Сколько их было, этих женщин?
Виола опустилась на стул, снедаемая горечью, которую, как считала еще утром, давно успела преодолеть. Несмотря ни на что, она любила его, любила с безумной силой. И вышла замуж, искренне считая, что солнце сияет только для него. Как она жестоко ошибалась!
Он уверял ее в своей любви. И лгал… Потому что женился не ради любви, а из-за богатого приданого. Свою любовь она растратила на человека, который был к ней равнодушен. Который решил, что должен жениться по расчету. Чье сердце никогда ей не принадлежало.
Виола вскочила. Все это в прошлом. Она давно пережила предательство и признала собственную глупость. И пока он менял любовниц, она все это время строила свою собственную, обособленную от него жизнь. Спокойную и мирную жизнь, заполненную благотворительной работой, дружбой с порядочными людьми и безмятежностью. И она не намеревалась ничего менять. Супружеский долг вместе с супругом может катиться к дьяволу, где ему самое место.
Джону неожиданно изменил голос. Он замолчал, невидящими глазами уставясь на раскрытый томик Шекспира в руке. Попытался продолжать, но язык его не слушался.
Тогда он отвернулся и оглядел осыпающиеся серые руины замка Ни, высившиеся вдалеке. Они с Перси частенько играли там во время летних каникул. Устраивали осады, вели битвы и поединки.
У Джона как-то странно сжалось сердце при воспоминании о тех днях, проведенных в Харроу и Кембридже. О лодочных гонках на майской неделе.[2] И о том, как Перси всегда был рядом. Принимал участие в каждой студенческой проделке, каждой авантюре. Делил с ним радость и боль. Даже влюбленность в одну девушку не помешала их дружбе.
«Ваш кузен умер. Неужели вам безразлична его смерть?»

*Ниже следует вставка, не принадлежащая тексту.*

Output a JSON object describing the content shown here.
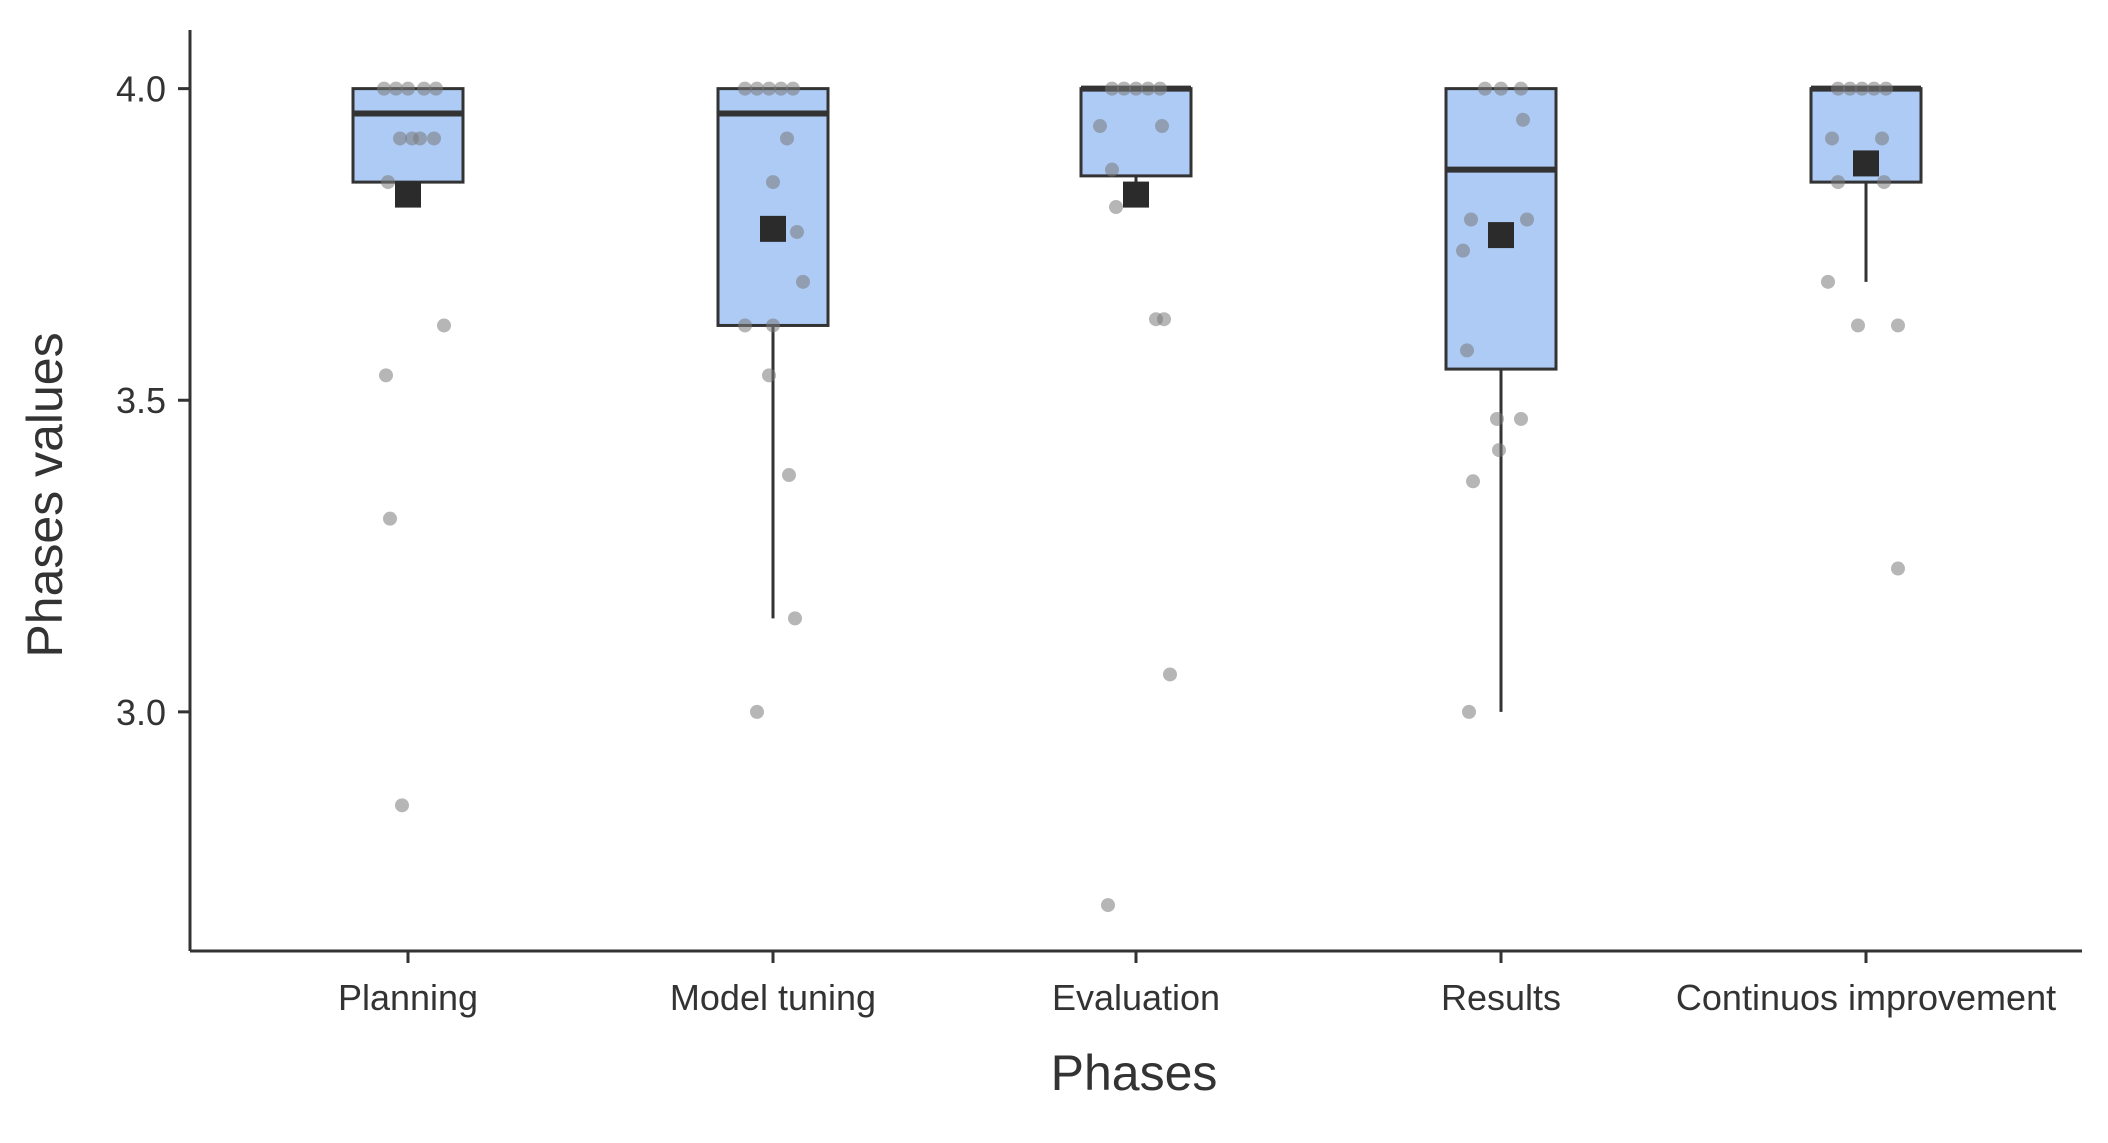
{
  "chart_data": {
    "type": "boxplot",
    "title": "",
    "xlabel": "Phases",
    "ylabel": "Phases values",
    "ylim": [
      2.65,
      4.07
    ],
    "yticks": [
      3.0,
      3.5,
      4.0
    ],
    "ytick_labels": [
      "3.0",
      "3.5",
      "4.0"
    ],
    "grid": false,
    "legend": "none",
    "colors": {
      "box_fill": "#aecbf5",
      "line": "#333333",
      "point": "#7a7a7a",
      "mean": "#2b2b2b"
    },
    "categories": [
      "Planning",
      "Model tuning",
      "Evaluation",
      "Results",
      "Continuos improvement"
    ],
    "series": [
      {
        "name": "Planning",
        "q1": 3.85,
        "median": 3.96,
        "q3": 4.0,
        "whisker_low": 3.85,
        "whisker_high": 4.0,
        "mean": 3.83,
        "points": [
          [
            -0.12,
            4.0
          ],
          [
            -0.06,
            4.0
          ],
          [
            0.0,
            4.0
          ],
          [
            0.08,
            4.0
          ],
          [
            0.14,
            4.0
          ],
          [
            -0.04,
            3.92
          ],
          [
            0.02,
            3.92
          ],
          [
            0.06,
            3.92
          ],
          [
            0.13,
            3.92
          ],
          [
            -0.1,
            3.85
          ],
          [
            0.18,
            3.62
          ],
          [
            -0.11,
            3.54
          ],
          [
            -0.09,
            3.31
          ],
          [
            -0.03,
            2.85
          ]
        ]
      },
      {
        "name": "Model tuning",
        "q1": 3.62,
        "median": 3.96,
        "q3": 4.0,
        "whisker_low": 3.15,
        "whisker_high": 4.0,
        "mean": 3.775,
        "points": [
          [
            -0.14,
            4.0
          ],
          [
            -0.08,
            4.0
          ],
          [
            -0.02,
            4.0
          ],
          [
            0.04,
            4.0
          ],
          [
            0.1,
            4.0
          ],
          [
            0.07,
            3.92
          ],
          [
            0.0,
            3.85
          ],
          [
            0.12,
            3.77
          ],
          [
            0.15,
            3.69
          ],
          [
            -0.14,
            3.62
          ],
          [
            0.0,
            3.62
          ],
          [
            -0.02,
            3.54
          ],
          [
            0.08,
            3.38
          ],
          [
            0.11,
            3.15
          ],
          [
            -0.08,
            3.0
          ]
        ]
      },
      {
        "name": "Evaluation",
        "q1": 3.86,
        "median": 4.0,
        "q3": 4.0,
        "whisker_low": 3.83,
        "whisker_high": 4.0,
        "mean": 3.83,
        "points": [
          [
            -0.12,
            4.0
          ],
          [
            -0.06,
            4.0
          ],
          [
            0.0,
            4.0
          ],
          [
            0.06,
            4.0
          ],
          [
            0.12,
            4.0
          ],
          [
            -0.18,
            3.94
          ],
          [
            0.13,
            3.94
          ],
          [
            -0.12,
            3.87
          ],
          [
            -0.1,
            3.81
          ],
          [
            0.1,
            3.63
          ],
          [
            0.14,
            3.63
          ],
          [
            0.17,
            3.06
          ],
          [
            -0.14,
            2.69
          ]
        ]
      },
      {
        "name": "Results",
        "q1": 3.55,
        "median": 3.87,
        "q3": 4.0,
        "whisker_low": 3.0,
        "whisker_high": 4.0,
        "mean": 3.765,
        "points": [
          [
            -0.08,
            4.0
          ],
          [
            0.0,
            4.0
          ],
          [
            0.1,
            4.0
          ],
          [
            0.11,
            3.95
          ],
          [
            -0.15,
            3.79
          ],
          [
            0.13,
            3.79
          ],
          [
            -0.19,
            3.74
          ],
          [
            -0.17,
            3.58
          ],
          [
            -0.02,
            3.47
          ],
          [
            0.1,
            3.47
          ],
          [
            -0.01,
            3.42
          ],
          [
            -0.14,
            3.37
          ],
          [
            -0.16,
            3.0
          ]
        ]
      },
      {
        "name": "Continuos improvement",
        "q1": 3.85,
        "median": 4.0,
        "q3": 4.0,
        "whisker_low": 3.69,
        "whisker_high": 4.0,
        "mean": 3.88,
        "points": [
          [
            -0.14,
            4.0
          ],
          [
            -0.08,
            4.0
          ],
          [
            -0.02,
            4.0
          ],
          [
            0.04,
            4.0
          ],
          [
            0.1,
            4.0
          ],
          [
            -0.17,
            3.92
          ],
          [
            0.08,
            3.92
          ],
          [
            -0.14,
            3.85
          ],
          [
            0.09,
            3.85
          ],
          [
            -0.19,
            3.69
          ],
          [
            -0.04,
            3.62
          ],
          [
            0.16,
            3.62
          ],
          [
            0.16,
            3.23
          ]
        ]
      }
    ]
  }
}
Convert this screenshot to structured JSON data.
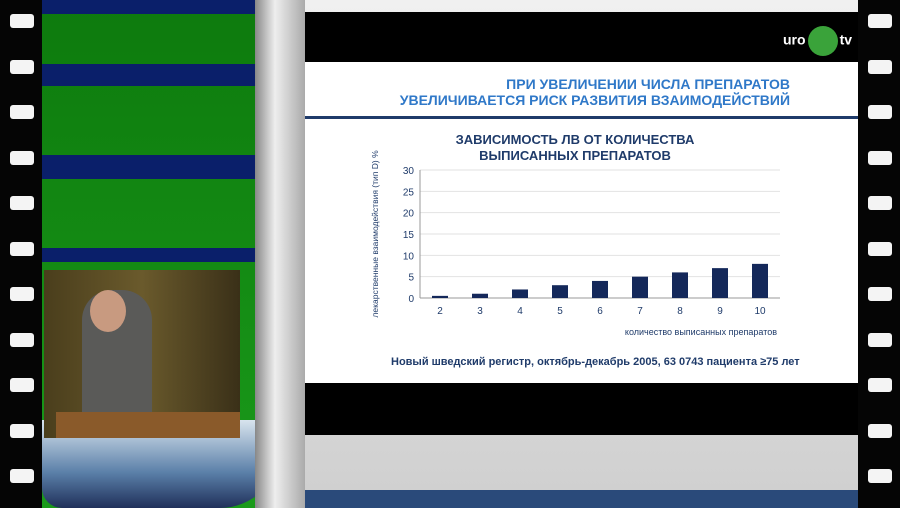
{
  "logo": {
    "text_left": "uro",
    "text_right": "tv"
  },
  "slide": {
    "title_line1": "ПРИ УВЕЛИЧЕНИИ ЧИСЛА ПРЕПАРАТОВ",
    "title_line2": "УВЕЛИЧИВАЕТСЯ РИСК РАЗВИТИЯ ВЗАИМОДЕЙСТВИЙ",
    "footnote": "Новый шведский регистр, октябрь-декабрь 2005, 63 0743 пациента ≥75 лет"
  },
  "colors": {
    "bar": "#14285a",
    "title": "#2f78c8",
    "chart_title": "#1f3b6a"
  },
  "chart_data": {
    "type": "bar",
    "title_line1": "ЗАВИСИМОСТЬ ЛВ ОТ КОЛИЧЕСТВА",
    "title_line2": "ВЫПИСАННЫХ ПРЕПАРАТОВ",
    "xlabel": "количество выписанных препаратов",
    "ylabel": "лекарственные взаимодействия (тип D) %",
    "categories": [
      "2",
      "3",
      "4",
      "5",
      "6",
      "7",
      "8",
      "9",
      "10"
    ],
    "values": [
      0.5,
      1,
      2,
      3,
      4,
      5,
      6,
      7,
      8
    ],
    "ylim": [
      0,
      30
    ],
    "yticks": [
      "0",
      "5",
      "10",
      "15",
      "20",
      "25",
      "30"
    ],
    "grid": true
  }
}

Слова Виолы снова и снова возвращали его к действительности, врывались в его смятенные чувства. Скорбь? Как несправедливо с ее стороны задавать подобные вопросы. Скорбь давила Джона, но для него немыслимо выказывать на людях свое горе; все должно быть глубоко скрыто под маской учтивости. Недаром он много лет учился носить эту маску, неустанно совершенствовал это умение. Виола совсем другая, она никогда не скрывала своих мыслей и чувств. Он не понимал этого. Никогда не понимал.
Кто-то негромко кашлянул. Джон набрал в грудь воздуха и постарался взять себя в руки. Все ждали. Усилием воли он нашел то место в «Цимбелине», на котором остановился, и продолжил:
Захлопнув книгу одной рукой, он нагнулся и набрал горсть земли. Но прежде чем бросить на гроб, прислушался к словам викария, читавшего заупокойную молитву.
Прах к праху. Перси мертв.
Джон снова протянул руку, но не смог уронить землю на полированную поверхность гроба. Рука дрожала, и он крепче сжал в кулаке влажную землю. Повернулся и, хватая ртом холодный весенний воздух, отошел от собравшихся у могилы.
Добравшись до развалин замка Ни, он первым делом подошел к рухнувшей банане и отбросил томик Шекспира.
Память его не подвела. Джон нащупал шатавшийся камень и вынул его из стены.
И точно. Он все еще был на месте, тот тайник, который они когда-то устроили вместе с Перси. Здесь они прятали строго запрещенные вещи, такие как нюхательный и трубочный табак, неприличные рисунки и тому подобное. Однажды Джон даже сунул сюда сорочку Констанс, прелестную штучку из тонкого муслина с кружевами, вышитую желтыми нарциссами. Как-то летним днем тринадцатилетний Джон украл сорочку из ее гардероба и спрятал здесь. К его удивлению, Перси, узнав обо всем, наградил кузена ударом в челюсть. Двенадцать лет спустя Джон танцевал на их свадьбе.